Sed, pues, vosotros perfectos, como vuestro Padre que está en los cielos es perfecto (Mateo 5:48)
Cualquiera que lea estas palabras, si es sincero consigo mismo, verá lo lejos que está de cumplir con lo que el Señor Jesucristo está diciendo. Más aun cuando el Señor acaba de explicar la ley haciéndonos ver que podemos quebrantarla con tan sólo nuestros pensamientos (vv. 21-22; 27-28). Pero al reconocer nuestra incapacidad de llegar a esta perfección nos damos cuenta las glorias del Señor Jesucristo, quien sí fue perfecto en todo aspecto de su vida.
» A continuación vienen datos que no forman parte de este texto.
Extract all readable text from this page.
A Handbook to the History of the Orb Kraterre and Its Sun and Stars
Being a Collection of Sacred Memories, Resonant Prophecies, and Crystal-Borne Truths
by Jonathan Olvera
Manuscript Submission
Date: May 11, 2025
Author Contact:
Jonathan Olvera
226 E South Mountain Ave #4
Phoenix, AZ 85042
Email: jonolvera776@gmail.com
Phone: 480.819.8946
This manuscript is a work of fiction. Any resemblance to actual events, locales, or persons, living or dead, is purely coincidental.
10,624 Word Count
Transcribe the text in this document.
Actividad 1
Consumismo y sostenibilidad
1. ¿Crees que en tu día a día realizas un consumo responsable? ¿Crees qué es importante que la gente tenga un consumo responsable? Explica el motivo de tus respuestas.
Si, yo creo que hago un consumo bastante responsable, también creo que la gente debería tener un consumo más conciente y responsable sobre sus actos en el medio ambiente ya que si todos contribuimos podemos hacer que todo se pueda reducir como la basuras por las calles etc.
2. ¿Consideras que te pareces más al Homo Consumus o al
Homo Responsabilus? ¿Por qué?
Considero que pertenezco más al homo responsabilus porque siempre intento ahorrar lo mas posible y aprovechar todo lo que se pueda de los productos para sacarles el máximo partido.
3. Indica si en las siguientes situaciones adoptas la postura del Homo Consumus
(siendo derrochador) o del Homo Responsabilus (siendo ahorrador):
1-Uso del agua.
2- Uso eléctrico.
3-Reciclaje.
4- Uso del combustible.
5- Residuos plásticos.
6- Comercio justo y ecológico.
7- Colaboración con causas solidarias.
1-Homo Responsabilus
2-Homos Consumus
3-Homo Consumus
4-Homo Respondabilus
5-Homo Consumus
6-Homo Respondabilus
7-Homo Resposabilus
Cristo fue más que una buena persona a la vista de los demás, más que inocente de ser crucificado. Él era perfecto, sin defecto, no tenía pecado y tampoco podía pecar. Pedro nos dice del Señor que “no hizo pecado, ni se halló engaño en su boca” (1 Pedro 2:22) y Juan nos dice que “no hay pecado en él” (1 Juan 3:5). Pero su perfección va más allá de su vida impecable y santa, lo podemos ver en una vida de comunión, sujeción y obediencia al Padre. Era una devoción y una relación inquebrantable e inalterable. Hablando las palabras que el Padre le daba que hablase, haciendo las obras que el Padre le daba que hiciese. No nos sorprende entonces que el Padre haya abierto los cielos para declarar “Este es mi Hijo amado, en quien tengo complacencia” (Mateo 3:17).
La gracia de Dios se manifiesta tan ampliamente al saber que, habiendo quebrantado la ley tantas veces, seamos vistos perfectos porque Dios nos ve a través de su Hijo. “Con Cristo estoy juntamente crucificado, y ya no vivo yo, mas vive Cristo en mí” (Galatas 2:20).